I looked in the mirror today and there staring back was a stranger – a white bearded old man. Who the hell’s that old fart? It took me a second to recognize myself. Then I thought, when did this disconnection happen between my interior and exterior? See, my body has grown old while the person living inside the body is still young. What the hell happened? Where did the time go? It seems like just yesterday I was graduating from high school or was that college and then getting married. Anyway, it just happened. Oh and I gotta get the kids to hockey practice and then help with their science projects – we’re going to kill that solar oven this year! No, it wasn’t just yesterday. The kids are gone and taking care of their own kids. And that old fart is me, still staring into the mirror in disbelief.
Try as I might, there’s no escaping it. I’m growing old and with it comes the inevitable physical and mental decline. Sure, I feel young on the inside and I’m as active as I’ve ever been but at some point, my age is going to catch up with me. It’s going to catch up with us all. While I’m doing okay right now it’s the final few years of my life that have me concerned. When I can no longer bend over to do up my shoelaces, and, no Velcro is not an option, am I going to need assistance for living? Am I going to live my last few years in a nursing home forced to wear support hose, chain suck hard candies and be roommates with people I don’t even know? How is it we adopt pets from shelters, yet we put our elderly in them?
It’s an especially bleak outlook given how residents of nursing homes faired during the Covid health crisis. The pandemic shed a light on how we care for and house our senior citizens. Unfortunately, it isn’t a pretty picture. Battle hardened soldiers were traumatized by what they found when they were sent to assist beleaguered staff in some long-term care facilities. Clearly, we need to change how we care for our elderly. But for that to happen, enormous institutional change needs to take place. I don’t work in government or public health so there isn’t much I can do to fix the situation. Sure, I can write letters and lobby to the appropriate authorities but that feels like a drop in the bucket. No, the way I’m going to affect change is by taking personal responsibility for my own health. I’m going to do whatever it takes to avoid going into one of those facilities. And while I hope that’s many years off, I’m investing in my present health to avoid a care facility in my future.

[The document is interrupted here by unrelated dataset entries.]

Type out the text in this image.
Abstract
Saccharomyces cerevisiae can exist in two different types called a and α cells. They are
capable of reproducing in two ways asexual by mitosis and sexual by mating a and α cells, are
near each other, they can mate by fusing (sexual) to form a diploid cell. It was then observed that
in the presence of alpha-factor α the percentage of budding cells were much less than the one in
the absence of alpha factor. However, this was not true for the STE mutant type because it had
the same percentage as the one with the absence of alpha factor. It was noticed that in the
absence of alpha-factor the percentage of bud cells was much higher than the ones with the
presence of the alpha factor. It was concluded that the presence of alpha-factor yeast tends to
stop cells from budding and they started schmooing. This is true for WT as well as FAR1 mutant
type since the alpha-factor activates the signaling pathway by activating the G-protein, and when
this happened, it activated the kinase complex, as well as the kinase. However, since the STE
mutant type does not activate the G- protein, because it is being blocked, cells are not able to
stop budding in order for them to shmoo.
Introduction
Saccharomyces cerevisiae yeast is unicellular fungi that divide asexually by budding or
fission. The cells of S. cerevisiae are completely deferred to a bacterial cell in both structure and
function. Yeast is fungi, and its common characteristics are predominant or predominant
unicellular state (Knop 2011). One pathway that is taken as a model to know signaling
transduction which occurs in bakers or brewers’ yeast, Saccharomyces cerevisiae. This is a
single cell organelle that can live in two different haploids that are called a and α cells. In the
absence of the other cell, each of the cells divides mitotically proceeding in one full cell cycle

See, I have no intention of being warehoused in some long-term care arrangement. I don’t plan on going to Renaissance Villa, Bayside Breezes or Rolling Country Acres – they always give these places quaint names, but I guess it’s better than “Costc-o-l-d – Where every day is senior’s day”. No, my plan is to live as long and as well as possible. To do that, I know I have to lay the groundwork today. I also know that “man makes plans and God laughs” – it all may be for naught should I be struck by some disease to which I’m genetically predisposed. I’m willing to roll the dice on that one.
My cardiologist told me there were three main things that impact your health: bad genes, bad lifestyle and bad luck. Now there’s not much you can do about your genes (yet) and bad luck is bad luck, but lifestyle can definitely be influenced. I plan to take the one thing under my control and work the daylights out of it.
I’ve come to realize old age isn’t going to put me in that nursing home, frailty will. Frailty is a medical condition of reduced function and health. When you become frail you are more vulnerable to disease and the need for increased medical treatment. Don’t think frailty will affect you? Think again. Today 1.6 million Canadians live with some form of frailty but in 10 years that number will be 2.5 million – if you live in the US just move the decimal point one digit to the right. Even if you’re not one of those frail individuals they’re going to take enormous resources out of our medical system and society. As we know, our systems are already stretched thin. What’ll happen when we add another million (or 10) people who need constant care. Oh, we’re all going to feel the impact, frail or not.
But I’ve also learned you can push back against frailty and remain active and robust. A body at rest is open to rust and I have no intention of rusting. I refuse to go down without a fight. So, what’s the plan? Well, if you’ve been following my other posts, you’ll know that I’m attempting to not only get back in shape but be in the best shape of my life by September 2021. I’ll expand on my plan and how I’m getting and keeping in shape in the next installment. In the meantime, if you see frailty around tell it to meet me in the parking lot in ten years ‘cause I’m going to kick its ass.